All my love and gratitude to my fairy godmother Cynthia Leitich Smith, for believing in
Magic Shores when it was still the bud of an idea, and to the Summer 2014 Writing and Illustrating for Young Readers (WIFYR) workshop. Thank you, Harried Plotters and VCFA. I’m so blessed to be part of so many wonderful communities, without whom I wouldn’t be writing these words today: SCBWI, We Need Diverse Books, Storymakers, Latinos in Action, Kidlit Authors of Color. Librarians and teachers who share my books with readers, gracias! Thank you to the Diversity Jedi who champion representation in books and stories for all children.
To my friends: Anedia, Karina, Juli, Veeda, Courtney, Alicia, Otto, thank you!
Valynne, thanks for encouraging me to submit to the New Visions Award!
Rachel, Verónica, and Natalie: nothing would be possible without all your help. Thank you!
Endless thanks to my family in the US, Argentina, and Puerto Rico, my in-laws, cousins, tíos, and tías. Special thanks to my mom, Beatriz Aurora López, who loved fairies so much and made my childhood magical in spite of not-so-magical circumstances. Mami, te extraño todos los días de mi vida.
Julián, Magalí, Joaquín, Areli, and Valentino, I’m so honored to be your mamá!
Jeff, ¿qué te puedo decir? Gracias infinitas por tu amor y por hacerme reír todos los días.
And last but not least, gracias a mis hermanos, a quienes dedico este libro de mi corazón por la infancia tan bonita que tuvimos los cuatro juntos.
I do believe in fairies! I do, I do!
I’m the oldest child in my family, and even though this isn’t an autobiographical story, all of Minerva’s fears, dreams, and hopes were the same ones I had at her age. The preteen years are so complicated. A person can go back and forth with wanting to be a child and wanting to grow up in the space of an hour. It’s an in-between place that’s not comfortable for many people. It wasn’t for me.
Unlike Minerva’s mom, my mom never went missing, but losing her was always my greatest fear. I started writing On These Magic Shores shortly after she passed away, and in many ways, working through this story has helped me endure my grief. It also helped me revisit the sweetest years of my life, when my siblings and I played endlessly while she was at work.
My mother loved fairies, and as a child, Peter Pan was one of my favorite stories. It wasn’t until I was an adult that I learned about all the flaws in the story, the racist depiction of Indians and Tiger Lily, and the limited role women and girls had in the book which has been adapted into plays and movies.

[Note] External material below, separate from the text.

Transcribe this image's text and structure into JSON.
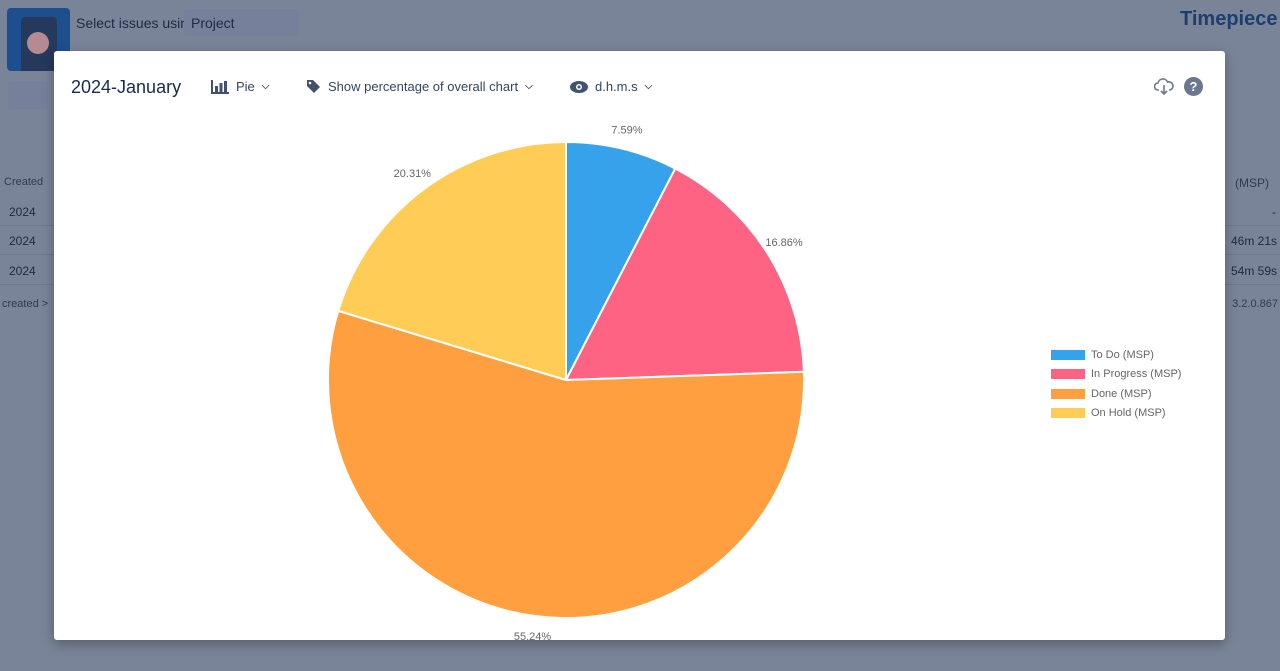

But I think the story of Peter Pan has endured the passing of time because there’s an undeniable appeal to remaining a child forever, especially if one is a happy child. Sadly, many children, especially children of color or those who experience financial hardship, don’t even get to enjoy the childhood they do have.
In the last few years, there have been many attempts to retell the story of Peter Pan in a way that’s sensitive to all people, regardless of their cultural and racial background. Since Peter Pan is still a favorite play for schools to show, I hope that in the future, efforts will be made to present the adapted versions that take into consideration everyone’s dignity and humanity.